"PINNIPED COVE” QUICK FACTS
• The exhibit is home to five harbor seals: Ariel (age 31), Leila (33), Polly (34), Rasal (36) and Tillie (35).
• The exhibit holds 160,000 gallons of water, and is 22 feet deep at its deepest.
• It’s the largest aquatic display in The Maritime Aquarium’s 33-year history.
• “Pinniped Cove” is named for the scientific grouping pinnipedia that includes all seals, sea lions and walruses. The word pinniped means “fin- or flipper-footed.”
• The habitat is more than eight times larger than the seals' original 19,000-gallon exhibit, where they lived from 1988-2019.
• It’s also nearly 50 percent larger than The Maritime Aquarium’s popular 110,000-gallon, 18-foot-deep shark exhibit.
• The exhibit’s fabricated rock work is actually made from rebar covered with 700,000 pounds of concrete. First, the rebar structures were bent to fit in the rock-work shapes off-site by a company in Wisconsin. They were then cut into more than 50 numbered pieces, trucked to the Aquarium and re-assembled like a puzzle inside the exhibit. The skeletal structure was then sprayed with the concrete, and cut, treated and painted to look like rocks.
• Included into the concrete are the ashes of two of the Aquarium’s seals: Susie, who died in June 2016 at age 43; and Orange, who died in May 2018 at age 35.
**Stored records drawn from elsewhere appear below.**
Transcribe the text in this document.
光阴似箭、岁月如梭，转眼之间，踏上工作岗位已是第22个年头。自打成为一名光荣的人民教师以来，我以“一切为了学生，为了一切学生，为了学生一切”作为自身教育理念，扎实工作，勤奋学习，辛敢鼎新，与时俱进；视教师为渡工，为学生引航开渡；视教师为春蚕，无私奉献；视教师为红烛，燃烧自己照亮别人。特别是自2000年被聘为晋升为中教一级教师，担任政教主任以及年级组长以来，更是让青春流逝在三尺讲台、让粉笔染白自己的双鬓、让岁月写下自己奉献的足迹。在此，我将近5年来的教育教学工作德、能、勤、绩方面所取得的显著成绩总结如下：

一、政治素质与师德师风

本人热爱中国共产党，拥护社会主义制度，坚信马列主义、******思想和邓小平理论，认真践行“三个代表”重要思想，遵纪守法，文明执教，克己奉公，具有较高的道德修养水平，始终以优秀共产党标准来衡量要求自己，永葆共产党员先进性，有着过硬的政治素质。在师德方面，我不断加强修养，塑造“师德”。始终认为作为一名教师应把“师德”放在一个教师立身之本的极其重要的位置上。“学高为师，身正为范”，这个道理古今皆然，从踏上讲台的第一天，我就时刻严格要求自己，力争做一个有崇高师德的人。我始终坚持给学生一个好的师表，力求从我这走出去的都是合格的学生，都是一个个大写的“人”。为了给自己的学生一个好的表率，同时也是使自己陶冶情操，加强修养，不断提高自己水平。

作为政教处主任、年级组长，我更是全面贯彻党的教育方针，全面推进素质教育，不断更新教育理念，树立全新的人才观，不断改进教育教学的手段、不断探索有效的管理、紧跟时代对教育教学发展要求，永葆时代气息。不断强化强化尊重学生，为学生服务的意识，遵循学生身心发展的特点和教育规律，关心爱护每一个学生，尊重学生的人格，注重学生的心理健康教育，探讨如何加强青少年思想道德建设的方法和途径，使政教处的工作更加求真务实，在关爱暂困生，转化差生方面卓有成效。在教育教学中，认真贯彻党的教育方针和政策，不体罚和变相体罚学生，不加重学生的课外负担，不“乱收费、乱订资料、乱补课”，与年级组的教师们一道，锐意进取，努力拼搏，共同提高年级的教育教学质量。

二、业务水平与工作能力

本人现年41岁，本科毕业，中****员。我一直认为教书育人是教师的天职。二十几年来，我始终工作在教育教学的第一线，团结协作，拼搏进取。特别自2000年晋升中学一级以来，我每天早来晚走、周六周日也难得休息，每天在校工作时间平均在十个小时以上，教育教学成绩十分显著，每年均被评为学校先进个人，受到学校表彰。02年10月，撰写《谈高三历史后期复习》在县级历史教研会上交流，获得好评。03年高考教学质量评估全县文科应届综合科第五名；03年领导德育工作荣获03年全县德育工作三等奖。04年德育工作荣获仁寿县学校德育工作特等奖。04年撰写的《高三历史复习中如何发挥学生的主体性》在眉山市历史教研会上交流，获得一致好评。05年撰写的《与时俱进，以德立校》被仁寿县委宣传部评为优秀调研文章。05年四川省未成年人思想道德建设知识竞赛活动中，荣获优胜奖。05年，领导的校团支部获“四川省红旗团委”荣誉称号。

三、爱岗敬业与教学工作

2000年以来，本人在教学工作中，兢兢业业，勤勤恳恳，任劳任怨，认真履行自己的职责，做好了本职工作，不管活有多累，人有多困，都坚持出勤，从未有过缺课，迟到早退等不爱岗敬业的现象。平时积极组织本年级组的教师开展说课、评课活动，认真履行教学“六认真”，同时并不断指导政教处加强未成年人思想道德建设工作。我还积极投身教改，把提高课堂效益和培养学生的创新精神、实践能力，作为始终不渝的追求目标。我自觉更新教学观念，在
• The exhibit has 432 square feet of underwater viewing windows. The largest window is 18x9 feet. All windows are 4-inch-thick pieces of acrylic.
• It takes 46,000 pounds of salt to give the 160,000 gallons of water the preferred salinity of 35 parts per thousand (ppt).
• The Maritime Aquarium will vary the water temperature – from the mid-50s to mid-60s – to give the seals natural seasonal changes.
• Behind the scenes, the exhibit’s state-of-the-art life-support system cleans and sanitizes 2,400 gallons per minute, or all 160,000 gallons of the habitat every 66 minutes.
• The exhibit’s water-quality system contains 1,300 feet of piping.
• The exhibit’s “green” water-quality system employs 39 tons of recycled, specially processed beer and wine bottles for filtering out organic debris. Compared to the alternative use of sand, the advantages include: the recycled glass requires less water usage; it lasts longer than sand; and it doesn’t harbor harmful bacteria during the filtering process.